Although the civil society organizations that work in the sector indicate that the hardening is not new, and it has been weeks denouncing abuses in migration control operationssuch as arbitrary arrests, extortion and destruction of documentation.

Viangly, a Venezuelan migrant, cries next to an ambulance carrying her husband, who was injured in a fire, following a fire at the immigration station in Ciudad Juárez, Chihuahua state on March 28, 2023, where at At least 39 people died and dozens were injured after a fire at the immigration station.

BBC Mundo repeatedly called the Ciudad Juárez City Council to request an interview about how this context is linked to the tragedy of this Monday, but each time they were told that neither the mayor nor any representative of the local government was available at that time. .

Meanwhile, the investigations to clarify what happened this Monday in the Provisional Stay of Ciudad Juárez continue.

Map of the Center of the National Institute of Migration in Mexico

The origin of the fire is unknown, but several witnesses assured local media that it started in the area where the male migrants were held, so it is suspected that the fire would have been started by the migrants themselves.

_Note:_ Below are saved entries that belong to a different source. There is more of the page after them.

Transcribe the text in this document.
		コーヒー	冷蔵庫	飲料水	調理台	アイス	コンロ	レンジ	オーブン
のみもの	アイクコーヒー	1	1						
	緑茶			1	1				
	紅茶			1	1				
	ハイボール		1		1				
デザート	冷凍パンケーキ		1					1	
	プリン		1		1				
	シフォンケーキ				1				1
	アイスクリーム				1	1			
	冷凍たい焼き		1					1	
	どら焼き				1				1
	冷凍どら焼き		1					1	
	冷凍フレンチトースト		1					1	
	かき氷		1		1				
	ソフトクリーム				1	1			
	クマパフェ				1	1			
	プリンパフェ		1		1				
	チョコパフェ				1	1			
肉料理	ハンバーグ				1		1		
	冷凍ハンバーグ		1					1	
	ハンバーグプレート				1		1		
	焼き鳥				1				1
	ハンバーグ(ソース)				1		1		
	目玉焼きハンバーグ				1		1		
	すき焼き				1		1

This thesis gains strength from the declarations of the immigration authorities. In their statement, they expressed their strong rejection of “the acts that led to this tragedy.”

The authorities believe that the migrants, who they had been detained on the streets of Ciudad Juárez on Monday for not having papersthey wanted to be let out of the center to avoid being sent to the southern border of Mexico.


Remember that you can receive notifications from BBC Mundo. Download the new version of our app and activate them so you don’t miss out on our best content.